Another James Bond hit
It could be argued that, until the 1977 chapter in the James Bond movie franchise, “The Spy Who Loved Me,” relatively few Americans who were not diehard sports car enthusiasts had never heard of a car called the Lotus. But, when a white, gadget-laden Lotus Esprit screamed across the screen and even converted into a submarine for a brief swim in the ocean, Lotus was definitely top of mind.
The Esprit was a badass-looking ,wedge-shaped road missile that captured the spirit of the mid 1970s, good and bad. Most moviegoers in 1977 would probably have been surprised to learn that the exotic Lotus had just a small four-cylinder engine under the fiberglass skin.
The Esprit, in various forms, would live on for a remarkable 29 years and was a more evolved and more powerful car in the second half of its lifespan. We’ll look at other versions in a later post.
Lotus Grows Up
From its inception, Lotus had offered its road and race cars in complete form or as kits for buyers to assemble, thereby saving some U.K. taxes. The company had bigger ambitions for the 1970s, and leaving kits behind was part of that. The four-seat 1974 Elite revived an old name and put a new, somewhat polarizing body on a larger, revised version of the Elan +2 chassis.
Next, Lotus turned toward a mid-engine sports car, something striking that would put the marque in league with more premium models. Lotus, after all, had six Formula One constructors’ championships in its trophy case by the time the Elite appeared; it was time to put more racecar expertise on the road.

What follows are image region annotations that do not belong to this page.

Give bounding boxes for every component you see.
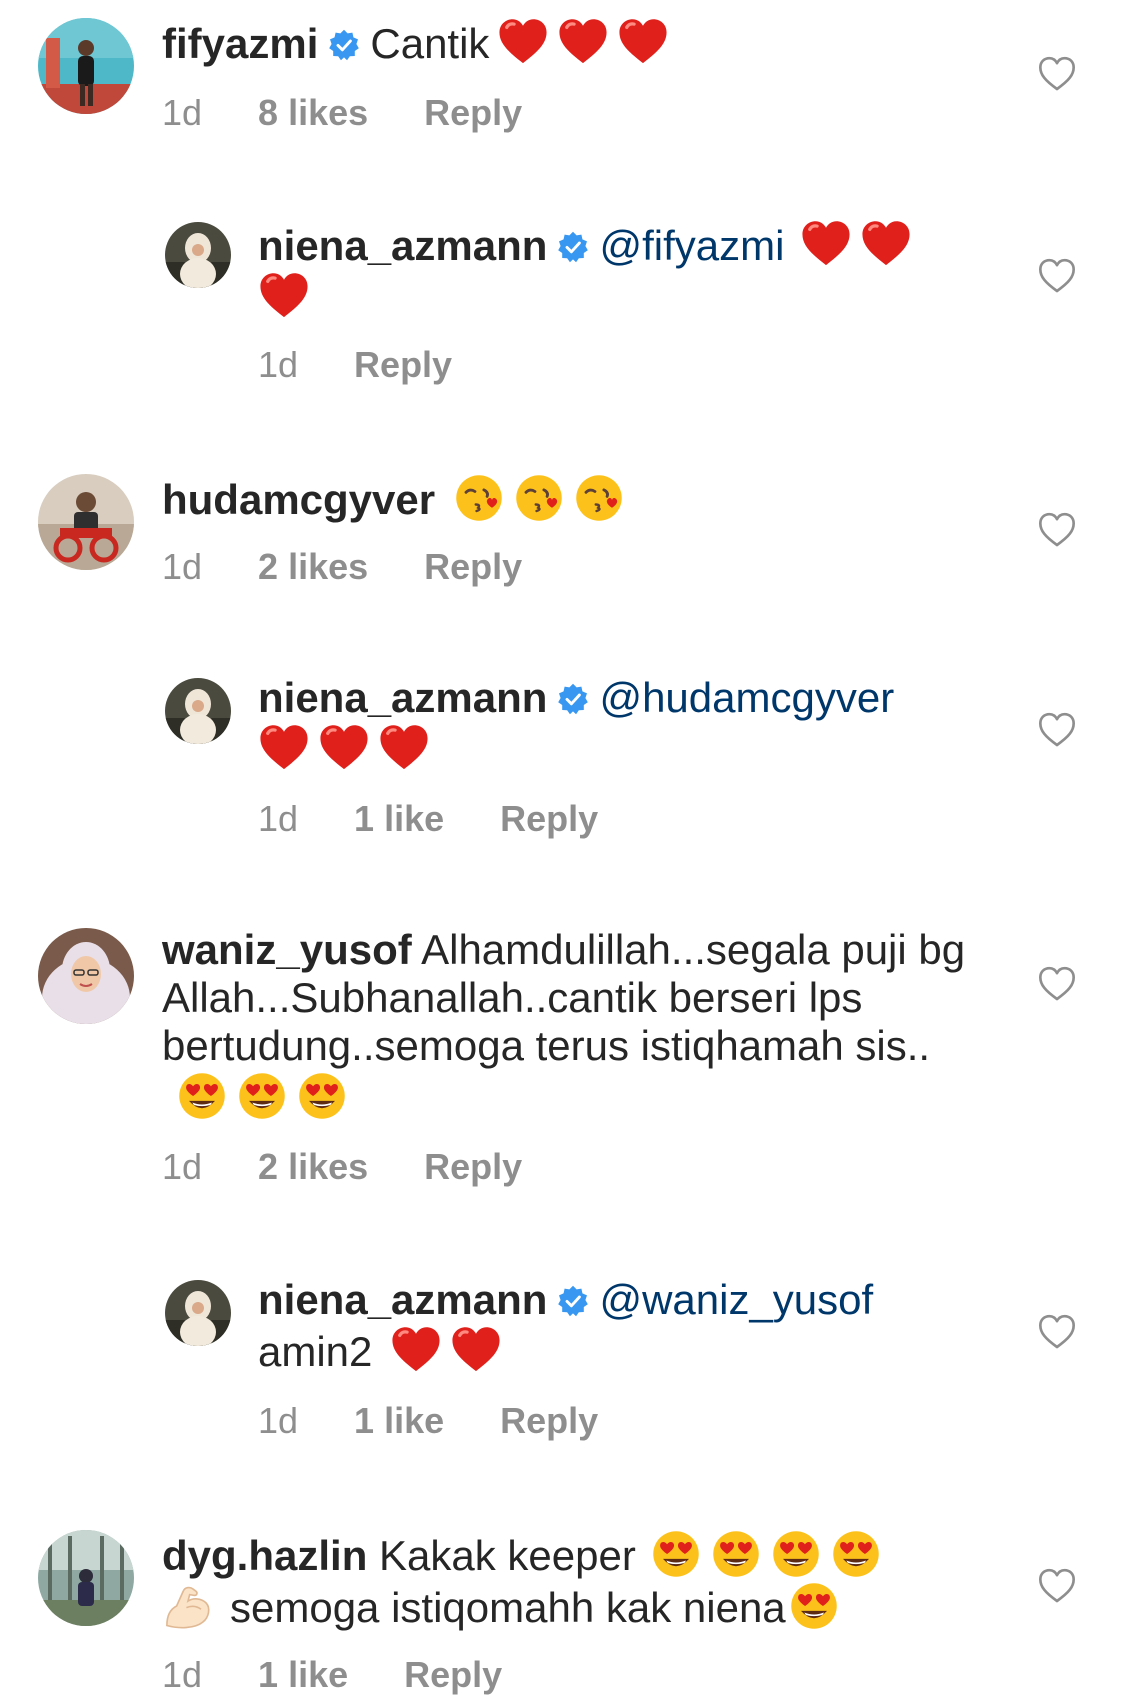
red-heart-icon <box>258 270 310 322</box>
comment-body: dyg.hazlin Kakak keeper semoga istiqomahh… <box>162 1528 975 1632</box>
red-heart-icon <box>450 1324 502 1376</box>
heart-outline-icon[interactable] <box>1037 964 1077 1004</box>
smiling-face-with-heart-eyes-icon <box>650 1528 702 1580</box>
heart-outline-icon[interactable] <box>1037 1312 1077 1352</box>
reply-button[interactable]: Reply <box>404 1654 502 1695</box>
red-heart-icon <box>318 722 370 774</box>
comment-time: 1d <box>162 1146 203 1187</box>
red-heart-icon <box>800 218 852 270</box>
likes-count[interactable]: 1 like <box>354 798 444 839</box>
comment-text: semoga istiqomahh kak niena <box>230 1584 786 1631</box>
likes-count[interactable]: 2 likes <box>258 546 368 587</box>
avatar[interactable] <box>38 1530 134 1626</box>
verified-badge-icon <box>557 1285 589 1317</box>
smiling-face-with-heart-eyes-icon <box>236 1070 288 1122</box>
comment-username[interactable]: hudamcgyver <box>162 476 435 523</box>
verified-badge-icon <box>328 29 360 61</box>
red-heart-icon <box>557 16 609 68</box>
likes-count[interactable]: 8 likes <box>258 92 368 133</box>
comment-body: waniz_yusof Alhamdulillah...segala puji … <box>162 926 975 1122</box>
reply-button[interactable]: Reply <box>424 546 522 587</box>
likes-count[interactable]: 1 like <box>258 1654 348 1695</box>
comment-username[interactable]: niena_azmann <box>258 674 547 721</box>
verified-badge-icon <box>557 683 589 715</box>
comment-username[interactable]: niena_azmann <box>258 222 547 269</box>
mention-link[interactable]: @waniz_yusof <box>599 1276 873 1323</box>
reply-button[interactable]: Reply <box>424 1146 522 1187</box>
smiling-face-with-heart-eyes-icon <box>296 1070 348 1122</box>
comment-username[interactable]: fifyazmi <box>162 20 318 67</box>
comment-meta: 1d 1 like Reply <box>162 1654 558 1696</box>
avatar[interactable] <box>165 1280 231 1346</box>
mention-link[interactable]: @fifyazmi <box>599 222 784 269</box>
heart-outline-icon[interactable] <box>1037 710 1077 750</box>
comment-time: 1d <box>162 92 203 133</box>
comment-time: 1d <box>162 546 203 587</box>
face-blowing-a-kiss-icon <box>513 472 565 524</box>
smiling-face-with-heart-eyes-icon <box>788 1580 840 1632</box>
reply-button[interactable]: Reply <box>500 1400 598 1441</box>
comment-time: 1d <box>258 344 299 385</box>
red-heart-icon <box>497 16 549 68</box>
likes-count[interactable]: 2 likes <box>258 1146 368 1187</box>
likes-count[interactable]: 1 like <box>354 1400 444 1441</box>
comment-username[interactable]: niena_azmann <box>258 1276 547 1323</box>
smiling-face-with-heart-eyes-icon <box>710 1528 762 1580</box>
comment-username[interactable]: waniz_yusof <box>162 926 412 973</box>
comment-text: Cantik <box>370 20 490 67</box>
comment-time: 1d <box>258 1400 299 1441</box>
red-heart-icon <box>258 722 310 774</box>
comment-username[interactable]: dyg.hazlin <box>162 1532 367 1579</box>
heart-outline-icon[interactable] <box>1037 54 1077 94</box>
avatar[interactable] <box>38 474 134 570</box>
comment-text: amin2 <box>258 1328 373 1375</box>
heart-outline-icon[interactable] <box>1037 510 1077 550</box>
reply-button[interactable]: Reply <box>500 798 598 839</box>
reply-button[interactable]: Reply <box>424 92 522 133</box>
heart-outline-icon[interactable] <box>1037 1566 1077 1606</box>
comment-time: 1d <box>162 1654 203 1695</box>
comment-meta: 1d 8 likes Reply <box>162 92 578 134</box>
comment-body: niena_azmann @fifyazmi <box>258 218 975 322</box>
comment-meta: 1d 1 like Reply <box>258 798 654 840</box>
smiling-face-with-heart-eyes-icon <box>770 1528 822 1580</box>
red-heart-icon <box>860 218 912 270</box>
avatar[interactable] <box>38 928 134 1024</box>
face-blowing-a-kiss-icon <box>573 472 625 524</box>
avatar[interactable] <box>38 18 134 114</box>
comment-meta: 1d Reply <box>258 344 508 386</box>
verified-badge-icon <box>557 231 589 263</box>
smiling-face-with-heart-eyes-icon <box>830 1528 882 1580</box>
mention-link[interactable]: @hudamcgyver <box>599 674 894 721</box>
avatar[interactable] <box>165 222 231 288</box>
comment-time: 1d <box>258 798 299 839</box>
red-heart-icon <box>390 1324 442 1376</box>
avatar[interactable] <box>165 678 231 744</box>
comment-body: niena_azmann @hudamcgyver <box>258 674 975 774</box>
smiling-face-with-heart-eyes-icon <box>176 1070 228 1122</box>
comment-body: hudamcgyver <box>162 472 975 524</box>
red-heart-icon <box>617 16 669 68</box>
comment-body: fifyazmi Cantik <box>162 16 975 68</box>
red-heart-icon <box>378 722 430 774</box>
comment-meta: 1d 1 like Reply <box>258 1400 654 1442</box>
flexed-biceps-icon <box>162 1580 214 1632</box>
comment-meta: 1d 2 likes Reply <box>162 546 578 588</box>
reply-button[interactable]: Reply <box>354 344 452 385</box>
heart-outline-icon[interactable] <box>1037 256 1077 296</box>
comment-body: niena_azmann @waniz_yusof amin2 <box>258 1276 975 1376</box>
comment-meta: 1d 2 likes Reply <box>162 1146 578 1188</box>
comment-text: Kakak keeper <box>379 1532 636 1579</box>
face-blowing-a-kiss-icon <box>453 472 505 524</box>
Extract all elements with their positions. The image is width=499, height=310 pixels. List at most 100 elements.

Lotus had already offered a mid-engine sports car in 1966, the Europa. It was a wizard in the curves, but its design was odd, to say the least, looking like a cross between a sports car and tiny utility truck.
For the next middie, Lotus turned to a design master, Giorgetto Giugiaro, who had also designed Maserati’s wedge-shaped Ghibli and Bora.That was the big league where Lotus wanted to be with the new model, which would be called Esprit.
The Esprit used the backbone-style chassis that Lotus favored, but Lotus dipped into some corporate parts bins. It is borrowing front suspension from a workaday Vauxhall Cavalier, for example.
Lotus designed the rear suspension and used inboard disc brakes. They are great for reducing unsprung weight and enhancing agility but are a nuisance to mechanics everywhere. As on previous Lotus models, and in keeping with Chapman’s “add lightness” mantra, the Esprit’s body was fiberglass.
Cursed at First
The Esprit’s engine may have roared like a Ferrari onscreen in the James Bond film, but it was no mountain lion. The Lotus 907 engine, a relatively advanced 2.0-liter DOHC inline-four with four valves per cylinder, was first produced in volume for the 1972 Jensen Healey. That helped Lotus recoup some of its investment. However, the early engines were plagued with problems and pretty much sunk the pretty Jensen sports car in the market.
Despite those movie sounds, the Lotus four made just 140 horsepower in U.S. form. That was a good showing for a 2.0-liter at the time. The Lotus engine was teamed to a 5-speed transaxle from Citroën, the same unit used in the Maserati Merak.
Light on Its Wheels
Because the Lotus Esprit weighed about 2,400 pounds in U.S. trim, it was pretty quick, with 0-60 in about 7.5 seconds. That was on par with the far heavier and thirstier V8-powered Corvette, but at least everyone who saw you driving an Esprit thought it was a 200-mph supercar.
The Esprit handled every bit as good as the stuntman made it look in “The Spy Who Loved Me”. The Esprit was easy on gas, too, although that was small consolation for high service and repair bills. The Lotus Esprit Series I got off to a rough start with quality issues; an improved Series II model arrived in 1978.
Getting the Esprit into the Bond film was a coup for Lotus that would help mitigate negative perceptions of the car. The company loaned two cars for filming. Plus, they provided an empty body shell that was basically wrapped around a mini “wet sub”. That is, there is no pressurized cabin but rather an open platform for SCUBA drivers to pilot the sub.
Among the gadgets in the car was a submarine-launched missile used to shoot down a helicopter. Like Bond’s Aston Martin DB5 from “Goldfinger,” the Esprit submarine car from “The Spy Who Loved Me” became a popular model and child’s toy around the world. Tesla founder Elon Musk bought the real thing in 2013 for about $1m.
You can buy an Esprit for considerably less. The car featured in the photos sold at the RM Sotheby’s Arizona auction in January 2020 for $36,400 including the buyer’s fee. Hagerty pegs average value for a Series I Esprit at $22,200. This goes up to $62,000 for a concours-quality model – a rare find, indeed. Values seemed to be heading upward in 2019, with RM Sotheby’s selling one for $106,400 but have since cooled according to Hagerty.